Delegados da Polícia Federal alertam sobre os riscos da PEC da Blindagem. Foto: Kayo Magalhaes/Câmara dos deputados Segundo a entidade, a proposta representa um grave retrocesso institucional, por enfraquecer os avanços garantidos pela Emenda Constitucional nº 35/2001 e abrir espaço para a impunidade. Ainda de acordo com a nota, operações da PF que envolvam deputados e senadores correm o risco de se tornarem ineficazes, já que o início de processos penais dependerá de autorização das respectivas Casas Legislativas.
“A proposta representa um grave retrocesso institucional, ao enfraquecer os avanços conquistados com a Emenda Constitucional nº 35/2001 e reabrir espaço para cenários de impunidade. Na prática, operações da Polícia Federal que envolvam parlamentares correm o risco de se tornarem inócuas, já que o início de processos penais dependerá de autorização das respectivas Casas Legislativas”, diz a nota.
O texto-base, que dependia de 308 votos para avançar, foi aprovado no primeiro turno por 353 parlamentares no primeiro turno, outros 134 deputados votaram contra o projeto, e houve uma abstenção. No segundo turno, por volta das 23h30, cerca de duas horas depois da primeira votação, o placar foi de 344 votos a favor e 133 votos contrários. Agora a PEC irá passar pelo Senado, onde a Comissão de Constituição e Justiça (CCJ) é uma etapa obrigatória.
De acordo com os delegados, “tal medida compromete a transparência, fragiliza o combate à criminalidade e fere o princípio da igualdade de todos perante a lei”.
A entidade também alertou que permitir controle político irrestrito sobre investigações envolvendo deputados e senadores representa uma ameaça ao equilíbrio entre os Poderes da República e impõe sérias restrições à atuação dos órgãos encarregados da responsabilização criminal.
“Tal medida compromete a transparência, fragiliza o combate à criminalidade e fere o princípio da igualdade de todos perante a lei. Além disso, o controle político irrestrito sobre investigações envolvendo deputados e senadores ameaça o equilíbrio entre os Poderes e limita gravemente a atuação dos órgãos de persecução penal”, complementou em nota.
Nota Pública da ADPF
A Associação Nacional dos Delegados de Polícia Federal (ADPF) acompanha com preocupação a aprovação da chamada PEC da Blindagem pela Câmara dos Deputados, nesta terça-feira (17/09).
A proposta representa um grave retrocesso institucional, ao enfraquecer os avanços conquistados com a Emenda Constitucional nº 35/2001 e reabrir espaço para cenários de impunidade. Na prática, operações da Polícia Federal que envolvam parlamentares correm o risco de se tornarem inócuas, já que o início de processos penais dependerá de autorização das respectivas Casas Legislativas.
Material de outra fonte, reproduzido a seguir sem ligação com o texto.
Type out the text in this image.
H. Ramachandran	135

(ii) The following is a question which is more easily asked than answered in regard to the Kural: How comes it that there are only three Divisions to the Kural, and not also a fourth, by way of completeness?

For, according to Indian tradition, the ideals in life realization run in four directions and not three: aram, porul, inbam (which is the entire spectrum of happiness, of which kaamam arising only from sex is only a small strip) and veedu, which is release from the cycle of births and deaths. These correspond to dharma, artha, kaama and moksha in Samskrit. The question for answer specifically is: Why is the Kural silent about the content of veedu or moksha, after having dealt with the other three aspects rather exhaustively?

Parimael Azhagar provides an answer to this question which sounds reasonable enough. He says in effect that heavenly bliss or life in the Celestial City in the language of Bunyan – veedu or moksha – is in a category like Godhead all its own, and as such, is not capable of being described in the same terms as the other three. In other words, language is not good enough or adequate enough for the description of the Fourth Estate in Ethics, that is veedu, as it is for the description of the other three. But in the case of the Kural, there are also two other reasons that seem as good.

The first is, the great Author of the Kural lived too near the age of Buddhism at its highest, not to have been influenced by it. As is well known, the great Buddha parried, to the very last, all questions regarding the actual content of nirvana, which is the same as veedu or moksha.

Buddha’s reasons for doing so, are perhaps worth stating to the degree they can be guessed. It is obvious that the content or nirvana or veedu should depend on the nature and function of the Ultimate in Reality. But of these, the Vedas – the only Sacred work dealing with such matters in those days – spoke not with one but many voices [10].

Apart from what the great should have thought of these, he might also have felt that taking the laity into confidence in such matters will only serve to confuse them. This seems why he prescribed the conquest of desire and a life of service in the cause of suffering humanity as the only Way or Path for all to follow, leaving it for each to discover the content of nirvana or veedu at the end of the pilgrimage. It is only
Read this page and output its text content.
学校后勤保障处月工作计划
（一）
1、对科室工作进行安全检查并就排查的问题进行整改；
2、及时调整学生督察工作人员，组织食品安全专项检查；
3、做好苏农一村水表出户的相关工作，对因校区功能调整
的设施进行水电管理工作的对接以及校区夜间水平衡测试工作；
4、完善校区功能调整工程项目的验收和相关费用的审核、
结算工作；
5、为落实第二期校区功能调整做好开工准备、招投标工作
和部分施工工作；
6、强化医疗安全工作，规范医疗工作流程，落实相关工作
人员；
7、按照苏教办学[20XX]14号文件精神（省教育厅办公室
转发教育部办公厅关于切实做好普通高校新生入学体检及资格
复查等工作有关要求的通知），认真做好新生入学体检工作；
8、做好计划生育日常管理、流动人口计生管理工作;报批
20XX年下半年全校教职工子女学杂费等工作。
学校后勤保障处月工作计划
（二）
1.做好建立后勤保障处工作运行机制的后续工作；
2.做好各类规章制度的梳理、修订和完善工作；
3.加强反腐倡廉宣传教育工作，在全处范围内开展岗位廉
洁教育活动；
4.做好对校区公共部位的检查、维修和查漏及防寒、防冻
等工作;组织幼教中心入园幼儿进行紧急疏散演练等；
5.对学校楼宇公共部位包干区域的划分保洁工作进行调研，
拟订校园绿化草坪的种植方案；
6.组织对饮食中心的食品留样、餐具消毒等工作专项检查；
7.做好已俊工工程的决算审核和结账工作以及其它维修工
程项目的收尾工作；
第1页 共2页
Tal medida compromete a transparência, fragiliza o combate à criminalidade e fere o princípio da igualdade de todos perante a lei. Além disso, o controle político irrestrito sobre investigações envolvendo deputados e senadores ameaça o equilíbrio entre os Poderes e limita gravemente a atuação dos órgãos de persecução penal.
Os Delegados de Polícia Federal reafirmam que o Parlamento é o espaço legítimo para os grandes debates nacionais. Contudo, ressaltam que as demandas da sociedade e o fortalecimento da democracia devem prevalecer sobre qualquer iniciativa que crie privilégios injustificáveis.
A PEC da Blindagem não fortalece a democracia, fortalece a impunidade.